Фрэнк утешился несколькими порциями виски в пабе, пока пытался решить, что делать. Когда он пришел домой пьяный, то попытался солгать, но Лиззи знала, что он никогда не пьет во время съемок. Она выгнала детей из кухни и закрыла дверь.
– У нас в лучшем случае пять минут, Фрэнк, колись, ты меня пугаешь.
– Меня уволили.
– Что? Ублюдки!
Фрэнк почувствовал, как его переполняет любовь. Он мог рассчитывать, что Лиззи без вопросов встанет на его сторону.
– Кто-то обвинил меня в сексуальных домогательствах.
Лиззи застыла. Он не мог догадаться, о чем она думает.
– Кто? – спросила она, но он понятия не имел. – Они ведь должны сказать тебе – кто. Как же тебе иначе защищаться?
– Но я ничего не делал.
– Ты уверен? Ты можешь немного распускать руки, и твой взгляд…
– Распускать руки? Какой взгляд? – в панике спросил Фрэнк.
– Как будто ты кого-то раздеваешь.
Фрэнк понял, о каком взгляде она говорила.
– Ну это не так, и я этого не делал.
Джимми высунул голову из-за двери:
– Мама?
– Вон.
Джимми понял, что с таким тоном спорить нельзя, и закрыл за собой дверь. Находясь в безопасности за дверью, он крикнул:
– Мы голодные.
– Я знаю, что ты ничего не делал намеренно, – сказала Лиззи. – Вот почему тебе нужно выяснить, кто подал жалобу, чтобы ты мог поговорить с ней. Это мог быть кто-то из съемочной группы, но, скорее всего, это актриса.
– Я не путаюсь с актерами. Как ты можешь такое говорить?
– Нет, но, как любой хороший режиссер, ты с ними сближаешься и влезаешь им в головы. Так это работает. Это неправильно, но это интимно. Так же ты и меня увлек. Все вы, режиссеры, делаете это. Режиссеры-мужчины. Смешно, да? Вам нужно побыстрее завоевать доверие, и первый путь, который вы выбираете, – сексуальный. Это как короткий роман на шесть недель. А потом все кончается.
– Ты не помогаешь. – Фрэнк понимал, о чем она говорила, но также знал, что этот подход был очень далек от того, как он работал над сериалом. Если они укладывались в график, это был хороший день. Теперь ему приходилось стараться намного усерднее, чтобы завоевать расположение людей: почти никто не флиртовал в ответ.
– Черт, – сказал Фрэнк. – Я говорю как подлец.
– Ты звонил в гильдию режиссеров? – спросила Лиззи.

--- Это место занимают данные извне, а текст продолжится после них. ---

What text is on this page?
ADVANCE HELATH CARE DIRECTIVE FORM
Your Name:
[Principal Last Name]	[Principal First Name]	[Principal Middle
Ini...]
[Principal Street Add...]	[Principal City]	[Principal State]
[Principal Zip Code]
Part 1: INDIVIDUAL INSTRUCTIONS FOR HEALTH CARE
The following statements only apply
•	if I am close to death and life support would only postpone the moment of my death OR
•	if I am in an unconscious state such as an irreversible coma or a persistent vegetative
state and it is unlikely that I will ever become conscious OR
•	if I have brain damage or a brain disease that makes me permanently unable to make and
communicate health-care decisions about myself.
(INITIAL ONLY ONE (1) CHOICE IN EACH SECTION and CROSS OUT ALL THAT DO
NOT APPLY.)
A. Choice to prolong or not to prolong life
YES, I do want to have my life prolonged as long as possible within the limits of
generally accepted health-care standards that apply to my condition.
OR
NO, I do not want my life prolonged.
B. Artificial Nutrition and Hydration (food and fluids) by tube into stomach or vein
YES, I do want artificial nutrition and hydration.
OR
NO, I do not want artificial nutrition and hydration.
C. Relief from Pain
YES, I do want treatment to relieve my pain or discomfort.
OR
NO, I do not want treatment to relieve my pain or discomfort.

– Ага. Они этим занимаются. Но, честно говоря, они были недовольны тем, что я подрезал Барри Фаулера.
– А он может иметь к этому какое-то отношение?
– Каким образом?
– Ну, знаешь, подогревать недовольство, призывать людей высказаться, поднять против тебя оружие.

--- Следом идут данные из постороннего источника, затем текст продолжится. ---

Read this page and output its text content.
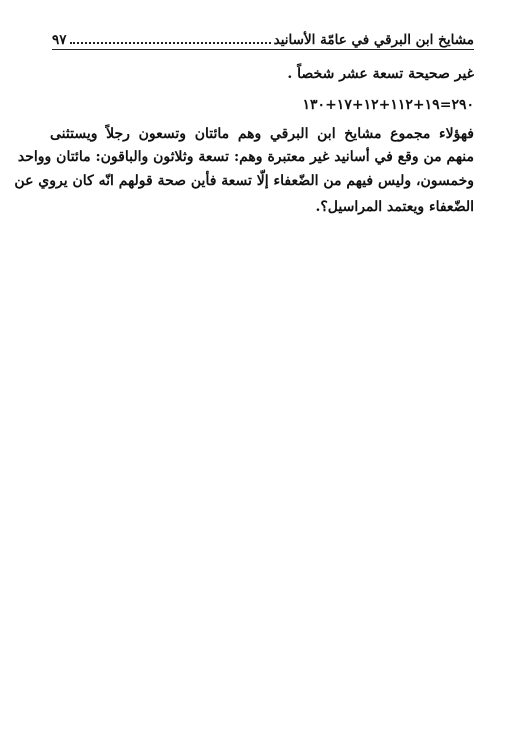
مشايخ ابن البرقي في عامّة الأسانيد
٩٧
غير صحيحة تسعة عشر شخصاً .
٢٩٠=١٩+١١٢+١٢+١٧+١٣٠
فهؤلاء مجموع مشايخ ابن البرقي وهم مائتان وتسعون رجلاً ويستثنى
منهم من وقع في أسانيد غير معتبرة وهم: تسعة وثلاثون والباقون: مائتان وواحد
وخمسون، وليس فيهم من الضّعفاء إلّا تسعة فأين صحة قولهم انّه كان يروي عن
الضّعفاء ويعتمد المراسيل؟.
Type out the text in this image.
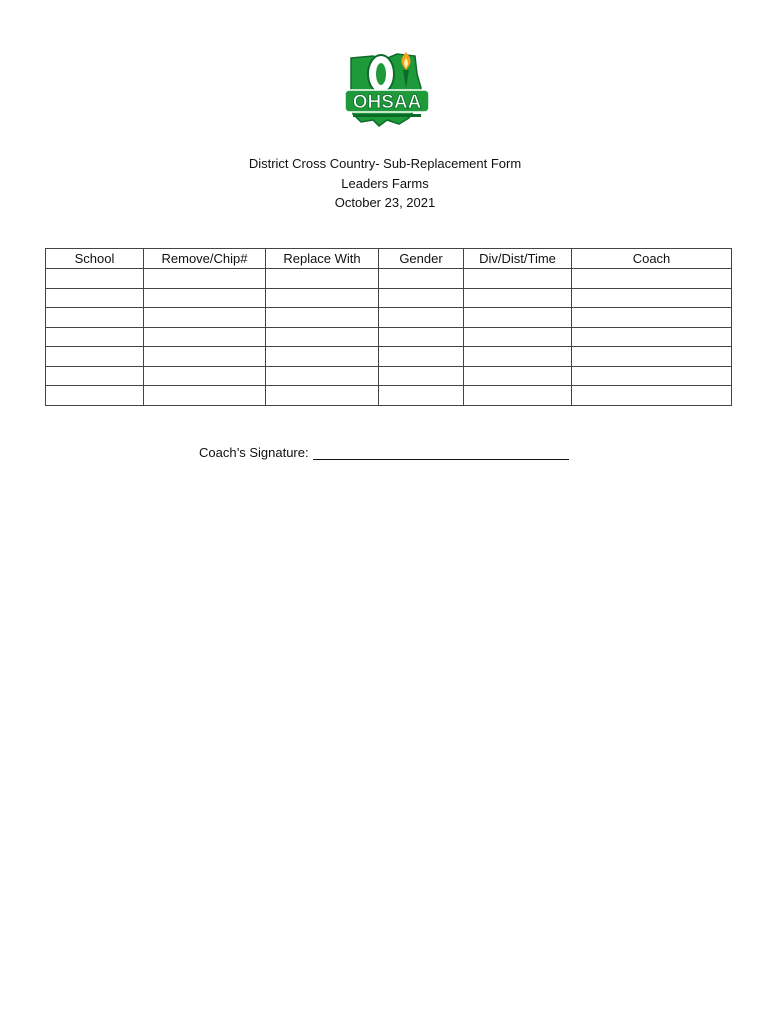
OHSAA
District Cross Country- Sub-Replacement Form
Leaders Farms
October 23, 2021
School	Remove/Chip#	Replace With	Gender	Div/Dist/Time	Coach

Coach’s Signature:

Фрэнку вдруг все стало ясно. Он сам предоставил растопку. А Барри зажег огонь и поджарил зефир. Лиззи села Фрэнку на колени, обняла его и не отпускала, пока дети не постучались снова. Когда ужин был съеден и они начали уборку, Фрэнк впал в мягкую покорность. Это пройдет: нужно терпение. Он обнял Лиззи за плечо, когда она стояла над раковиной, и наклонился, намереваясь прошептать ей на ухо благодарность. Он видел ее блузку, ее полную грудь, усеянную крошечными веснушками. Были и другие груди, на которые он украдкой смотрел. Актрис он обнимал точно так же, чтобы обсудить сцену, похвалить или подбодрить. О боже, вот оно. В то утро он облапал Марли, пытаясь привести ее в чувство, пытаясь не допустить истерики. Он обнимал ее, хвалил. Но чем больше он старался, тем сильнее она отстранялась. Он тогда решил, что она дуется. Он возблагодарил Бога, что не успел предложить ей посмотреть порно, чтобы расширить кругозор.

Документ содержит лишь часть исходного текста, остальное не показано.